America has seen a massive rise in mass shootings in recent years. Media coverage of these events often points to real or assumed mental illness as a factor that contributed to the violence.
Realistically, even though mental illness is extremely widespread in this country, the vast majority of mentally ill people are nonviolent, with only approximately 3% committing a violent act in the last year. Regardless, media coverage can lead to negative perceptions of people struggling with their mental health. The new study sought to follow trends on perceived dangerousness of mentally ill people over the span of 8 years.

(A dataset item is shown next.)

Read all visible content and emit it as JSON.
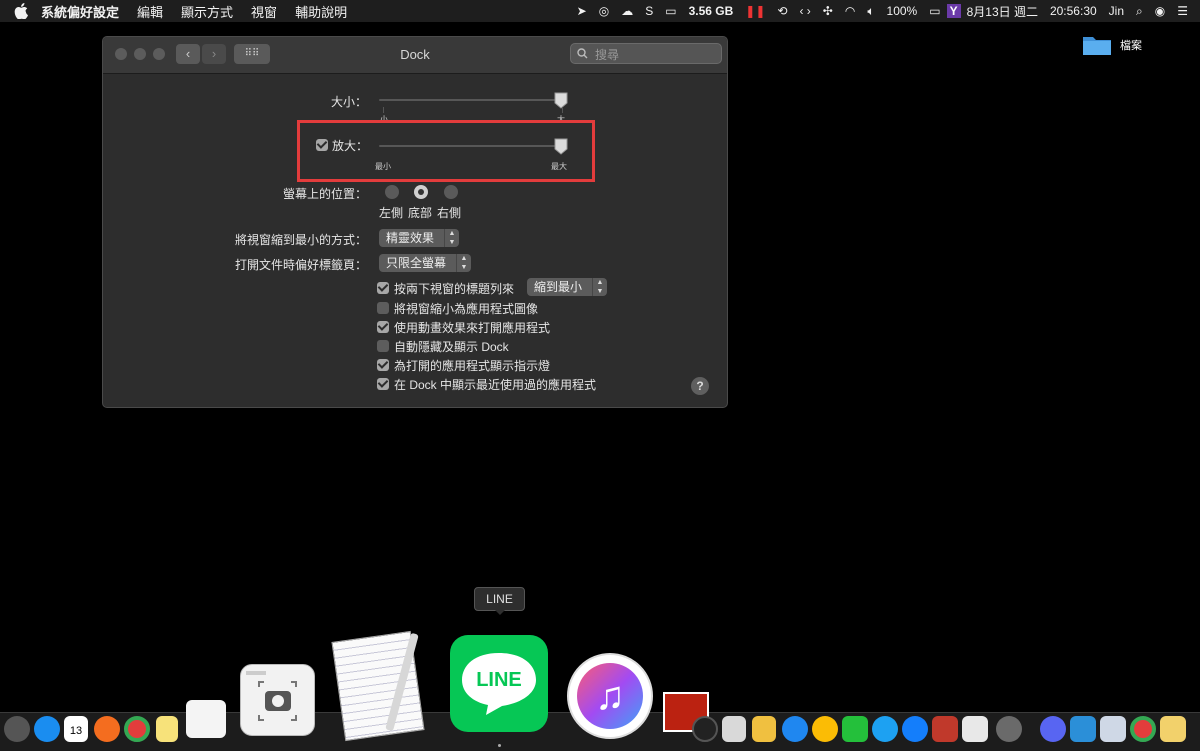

Study author Miranda L. Beltzer and colleagues collected data from 38,094 U.S. participants who completed this online study between 2011 and 2019. Participants completed an implicit association test about danger and measures on perceived dangerousness, gender-career bias, and media coverage each week.

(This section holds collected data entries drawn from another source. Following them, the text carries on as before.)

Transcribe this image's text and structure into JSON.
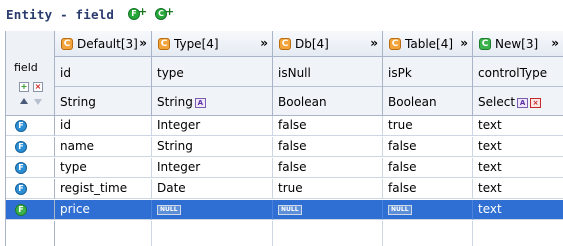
{
  "window": {
    "title": "Entity - field",
    "title_buttons": [
      {
        "name": "add-field-button",
        "glyph": "F",
        "suffix": "+"
      },
      {
        "name": "add-column-button",
        "glyph": "C",
        "suffix": "+"
      }
    ]
  },
  "grid": {
    "row_header": {
      "label": "field"
    },
    "groups": [
      {
        "label": "Default[3]",
        "chevron": "»",
        "badge": "C",
        "badge_color": "#f2a33a"
      },
      {
        "label": "Type[4]",
        "chevron": "»",
        "badge": "C",
        "badge_color": "#f2a33a"
      },
      {
        "label": "Db[4]",
        "chevron": "»",
        "badge": "C",
        "badge_color": "#f2a33a"
      },
      {
        "label": "Table[4]",
        "chevron": "»",
        "badge": "C",
        "badge_color": "#f2a33a"
      },
      {
        "label": "New[3]",
        "chevron": "»",
        "badge": "C",
        "badge_color": "#3bb24a"
      }
    ],
    "columns": [
      {
        "name": "id",
        "type": "String"
      },
      {
        "name": "type",
        "type": "String"
      },
      {
        "name": "isNull",
        "type": "Boolean"
      },
      {
        "name": "isPk",
        "type": "Boolean"
      },
      {
        "name": "controlType",
        "type": "Select"
      }
    ],
    "rows": [
      {
        "badge": "F",
        "cells": [
          "id",
          "Integer",
          "false",
          "true",
          "text"
        ]
      },
      {
        "badge": "F",
        "cells": [
          "name",
          "String",
          "false",
          "false",
          "text"
        ]
      },
      {
        "badge": "F",
        "cells": [
          "type",
          "Integer",
          "false",
          "false",
          "text"
        ]
      },
      {
        "badge": "F",
        "cells": [
          "regist_time",
          "Date",
          "true",
          "false",
          "text"
        ]
      },
      {
        "badge": "F",
        "cells": [
          "price",
          "NULL",
          "NULL",
          "NULL",
          "text"
        ],
        "null_cells": [
          1,
          2,
          3
        ],
        "selected": true
      }
    ],
    "colors": {
      "selection": "#2f6fd3",
      "grid_line": "#a9b5c7",
      "title": "#2a3b6e"
    }
  }
}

The researchers selected 6 mass shootings with high fatalities to serve as the events for this study, including the Sandy Hook and Parkland school shootings, and used time-series intervention analysis on weekly data to see their effects.
The researchers found no significant, lasting effects of the mass shootings on participants perception of the dangerousness of people with mental illness. The event that showed the most significant effect on the results was Sandy Hook. Following the Sandy Hook shooting, both implicit and explicit perceived dangerousness significantly increased, and while implicit dangerousness went back to baseline fairly quickly, the effects on explicit perceptions of dangerousness lingered.

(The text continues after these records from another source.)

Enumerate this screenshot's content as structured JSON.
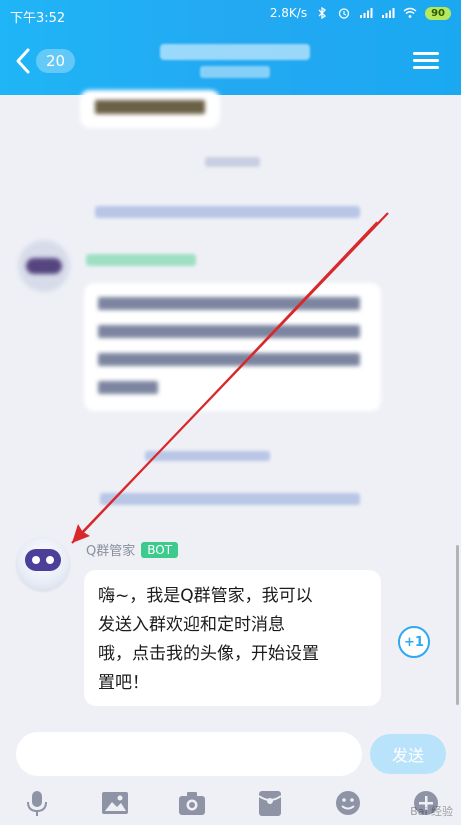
{
  "status_bar": {
    "time": "下午3:52",
    "speed": "2.8K/s",
    "battery": "90"
  },
  "header": {
    "unread_count": "20"
  },
  "message": {
    "sender_name": "Q群管家",
    "sender_badge": "BOT",
    "lines": [
      "嗨~，我是Q群管家，我可以",
      "发送入群欢迎和定时消息",
      "哦，点击我的头像，开始设置",
      "置吧！"
    ]
  },
  "side_action": {
    "label": "+1"
  },
  "composer": {
    "placeholder": "",
    "send_label": "发送"
  },
  "toolbar": {
    "items": [
      "voice",
      "image",
      "camera",
      "redpacket",
      "emoji",
      "more"
    ]
  },
  "colors": {
    "header_bg": "#1fb5f6",
    "accent": "#2ea8f2",
    "arrow": "#d9282a",
    "bot_badge": "#3ccb8c"
  },
  "watermark": "Bai 经验"
}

These effects were not seen for other the shootings examined in this study. Additionally, Sandy Hook stood out from other shootings because increases in media coverage of Sandy Hook predicted future increases in perceived dangerousness. Increases in media coverage did not predict increases in perceived dangerousness for the other events.
The researchers said that “given the larger effects of Sandy Hook (vs. other events) on perceived dangerousness, and the stronger relations among its media coverage and perceived dangerousness, future studies may wish to qualitatively compare the type of media coverage after mass shootings: Did fewer articles about Sutherland Springs refer to the mental illness of the shooter as causal? Did more note that most [people with mental illness] are nonviolent? Did the gun violence prevention activism of Marjory Stoneman Douglas High School students help to steer the public conversation away from attributing violence to mental illness?”
“Another sobering possibility is that with the alarming frequency of mass shootings in the United States, each one is increasingly less shocking to the public, leading to smaller effects on perceived dangerousness,” the researchers added.
This study helped better understand if mass shootings cause significant biases against mentally ill people. Despite this, there are some limitations to note. One such limitation is that the study follows overall macro-level trends, and it is important to not equate that with individual-level patterns. Additionally, though the sample was very large, it was not demographically representative of the U.S. population.
The study, “Effects of Mass Shootings on Mental Illness Stigma in the United States“, was authored by Miranda L. Beltzer, Robert G. Moulder, Casey Baker, Kara Comer, and Bethany A. Teachman.